Northern Ireland

Chief Medical Officer slammed Stormont ministers as ‘dysfunctional b*****ds” as Covid crisis deepened, inquiry told

Text message emerged on first day of Covid inquiry hearings in the north

Chief Medical Officer Dr Michael McBride said "it's now time to redouble our efforts". Picture by Kelvin Boyes/ Press Eye/PA Wire
Stormont's Chief Medical Officer Dr Michael McBride. PICTURE: KEVIN BOYES/PA

The north’s chief medical officer labelled Stormont Executive ministers “dysfunctional b*****ds” and spoke of an “enemy within” in a text message as the coronavirus crisis worsened, the Covid inquiry has heard in Belfast.

Professor Sir Michael McBride made the comments in a message to Stormont Health Minister Robin Swann in September 2020.

The text was revealed in Tuesday’s hearing by Peter Wilcock KC, who is representing families bereaved during the pandemic.

“Dysfunctional b*****ds. How will we ever get through this with an enemy within? I have a good mind to walk off and leave them to it, as no doubt do you,” Dr McBride wrote.

“But then those that really matter, those whom seem they seem to have forgotten they represent, are really depending on us.”

Health Minister Robin Swann (left) and Chief Medical Officer Dr Michael McBride
Dr Michael McBride (right) appeared during pandemic press conferences alongside Health Minister Robin Swann.

In another message to the north’s Chief Scientific Adviser Professor Ian Young, Dr McBride criticised ministers’ response to a new Covid variant.

He wrote: “Disgraceful. They should hang their heads in shame. How will history tell this story to the wife and two boys of a 49-year-old who said goodbye to their father on Facebook as he lay in the ICU for the sake of two weeks’ more effort?”

Dr McBride is among Department of Health figures due to give evidence during the inquiry’s three week’s of hearings in Belfast.

As the hearings began at Belfast’s Clayton Hotel, relatives of some of those who died of Covid wore red and held pictures of their loved ones as they arrived for what they said was an “important day”.

The inquiry will examine the decisions taken in the north in response to the pandemic, including decisions behind lockdowns and other non-pharmaceutical interventions.

Along with Dr McBride and Professor Young, others expected to give evidence are First Minister Michelle O’Neill, former First Minister Arlene Foster, and Health Minister Robin Swann.
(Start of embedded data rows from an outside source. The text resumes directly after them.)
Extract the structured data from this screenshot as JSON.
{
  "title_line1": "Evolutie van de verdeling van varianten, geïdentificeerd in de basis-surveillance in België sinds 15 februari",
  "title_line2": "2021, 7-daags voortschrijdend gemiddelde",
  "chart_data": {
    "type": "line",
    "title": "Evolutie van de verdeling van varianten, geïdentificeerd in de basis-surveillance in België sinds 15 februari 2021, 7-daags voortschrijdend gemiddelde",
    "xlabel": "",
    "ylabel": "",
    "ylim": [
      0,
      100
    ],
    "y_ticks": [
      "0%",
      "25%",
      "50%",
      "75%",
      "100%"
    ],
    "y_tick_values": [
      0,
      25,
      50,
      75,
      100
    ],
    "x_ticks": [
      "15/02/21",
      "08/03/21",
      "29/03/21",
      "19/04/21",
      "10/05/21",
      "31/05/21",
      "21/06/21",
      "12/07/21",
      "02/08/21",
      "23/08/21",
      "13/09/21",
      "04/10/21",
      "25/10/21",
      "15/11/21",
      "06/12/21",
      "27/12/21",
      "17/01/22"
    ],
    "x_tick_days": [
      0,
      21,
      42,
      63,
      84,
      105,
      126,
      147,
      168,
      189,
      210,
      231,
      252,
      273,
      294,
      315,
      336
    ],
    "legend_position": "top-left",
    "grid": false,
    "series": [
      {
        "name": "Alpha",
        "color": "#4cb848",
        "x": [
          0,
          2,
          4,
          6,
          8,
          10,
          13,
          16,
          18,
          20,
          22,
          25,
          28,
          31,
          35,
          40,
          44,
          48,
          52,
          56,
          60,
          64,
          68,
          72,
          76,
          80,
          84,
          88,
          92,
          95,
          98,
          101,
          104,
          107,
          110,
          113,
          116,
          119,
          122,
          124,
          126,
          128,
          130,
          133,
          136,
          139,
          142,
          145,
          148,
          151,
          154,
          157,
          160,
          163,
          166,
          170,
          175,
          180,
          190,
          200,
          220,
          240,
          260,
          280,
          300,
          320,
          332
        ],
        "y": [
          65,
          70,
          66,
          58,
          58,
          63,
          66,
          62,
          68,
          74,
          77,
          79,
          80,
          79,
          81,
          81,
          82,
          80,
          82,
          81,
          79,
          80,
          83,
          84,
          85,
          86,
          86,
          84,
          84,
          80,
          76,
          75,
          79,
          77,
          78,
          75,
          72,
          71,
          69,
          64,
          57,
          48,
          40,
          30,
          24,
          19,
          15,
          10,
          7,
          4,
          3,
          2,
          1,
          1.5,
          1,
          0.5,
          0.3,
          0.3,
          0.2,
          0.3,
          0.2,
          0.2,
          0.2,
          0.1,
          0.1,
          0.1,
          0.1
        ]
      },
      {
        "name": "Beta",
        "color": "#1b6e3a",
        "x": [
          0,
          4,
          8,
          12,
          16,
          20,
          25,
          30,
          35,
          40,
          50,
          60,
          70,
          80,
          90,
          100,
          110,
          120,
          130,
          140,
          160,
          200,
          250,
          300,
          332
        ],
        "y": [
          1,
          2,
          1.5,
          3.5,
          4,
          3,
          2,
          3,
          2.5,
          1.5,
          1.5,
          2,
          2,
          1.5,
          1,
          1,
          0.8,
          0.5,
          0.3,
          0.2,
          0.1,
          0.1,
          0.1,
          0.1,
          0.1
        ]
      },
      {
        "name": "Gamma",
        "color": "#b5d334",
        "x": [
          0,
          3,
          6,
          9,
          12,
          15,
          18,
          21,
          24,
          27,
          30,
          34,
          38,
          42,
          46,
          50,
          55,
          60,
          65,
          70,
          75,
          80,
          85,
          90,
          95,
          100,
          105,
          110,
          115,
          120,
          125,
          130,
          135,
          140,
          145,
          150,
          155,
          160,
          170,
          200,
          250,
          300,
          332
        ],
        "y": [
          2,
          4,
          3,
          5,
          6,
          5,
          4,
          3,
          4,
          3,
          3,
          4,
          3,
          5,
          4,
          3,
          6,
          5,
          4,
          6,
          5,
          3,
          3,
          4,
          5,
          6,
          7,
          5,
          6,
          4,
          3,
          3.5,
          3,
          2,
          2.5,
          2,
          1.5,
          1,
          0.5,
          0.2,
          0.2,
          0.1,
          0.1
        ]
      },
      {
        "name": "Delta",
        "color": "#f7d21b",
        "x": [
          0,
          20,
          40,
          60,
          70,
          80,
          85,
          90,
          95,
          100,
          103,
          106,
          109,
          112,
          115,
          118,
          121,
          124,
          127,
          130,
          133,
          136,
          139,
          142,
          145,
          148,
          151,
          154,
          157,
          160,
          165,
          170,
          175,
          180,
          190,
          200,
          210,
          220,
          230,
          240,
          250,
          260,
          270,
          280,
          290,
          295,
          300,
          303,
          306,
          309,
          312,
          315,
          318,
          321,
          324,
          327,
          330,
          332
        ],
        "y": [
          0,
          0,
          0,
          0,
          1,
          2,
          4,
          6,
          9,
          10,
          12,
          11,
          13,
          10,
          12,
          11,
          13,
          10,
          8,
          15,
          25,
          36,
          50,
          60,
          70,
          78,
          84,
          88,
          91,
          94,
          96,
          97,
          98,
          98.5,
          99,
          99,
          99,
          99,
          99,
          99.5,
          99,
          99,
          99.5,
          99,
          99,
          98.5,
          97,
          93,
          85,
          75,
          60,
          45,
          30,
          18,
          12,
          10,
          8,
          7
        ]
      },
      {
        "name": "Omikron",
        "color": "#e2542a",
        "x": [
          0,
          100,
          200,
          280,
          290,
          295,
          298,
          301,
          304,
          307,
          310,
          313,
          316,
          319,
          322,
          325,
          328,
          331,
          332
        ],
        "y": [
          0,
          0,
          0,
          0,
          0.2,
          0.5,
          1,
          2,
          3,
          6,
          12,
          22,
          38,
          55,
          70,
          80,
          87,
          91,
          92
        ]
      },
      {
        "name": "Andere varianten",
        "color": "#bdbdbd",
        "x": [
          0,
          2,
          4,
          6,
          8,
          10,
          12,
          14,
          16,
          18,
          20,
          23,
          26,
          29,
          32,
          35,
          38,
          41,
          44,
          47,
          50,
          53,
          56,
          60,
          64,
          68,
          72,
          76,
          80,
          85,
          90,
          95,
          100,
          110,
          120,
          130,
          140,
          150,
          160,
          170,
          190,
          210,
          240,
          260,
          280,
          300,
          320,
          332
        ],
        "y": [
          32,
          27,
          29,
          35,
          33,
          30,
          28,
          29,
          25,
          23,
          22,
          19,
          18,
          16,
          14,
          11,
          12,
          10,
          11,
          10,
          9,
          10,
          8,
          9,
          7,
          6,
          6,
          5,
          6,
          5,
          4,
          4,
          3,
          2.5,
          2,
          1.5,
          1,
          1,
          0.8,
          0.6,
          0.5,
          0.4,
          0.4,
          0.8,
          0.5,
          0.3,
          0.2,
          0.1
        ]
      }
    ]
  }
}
In her opening statement, Clair Dobbin KC, lead counsel to the inquiry, said statistics showed there were an estimated 4,075 excess deaths from March 1, 2020 to the end of 2022, adding “there were 5,060 Covid-related deaths”, describing a “bleak tally of life lost during the pandemic”.

She said measures to contain the virus were brought into force more quickly in Northern Ireland “relative to the spread of the virus”, than in England.

Ms Dobbin noted the peak in Covid-linked deaths in Northern Ireland came in January 2021, adding this would be a focus for the inquiry,

She said of the inquiry: “It’s an opportunity for candour and a demonstration of the highest ideals that politicians share to make things better for the future.”

Ahead of the hearing, Brenda Doherty, who lost her mother Ruth Burke, said bereaved families “hope all those who are here to give evidence do so with truth and honesty and answer questions without any hesitation”.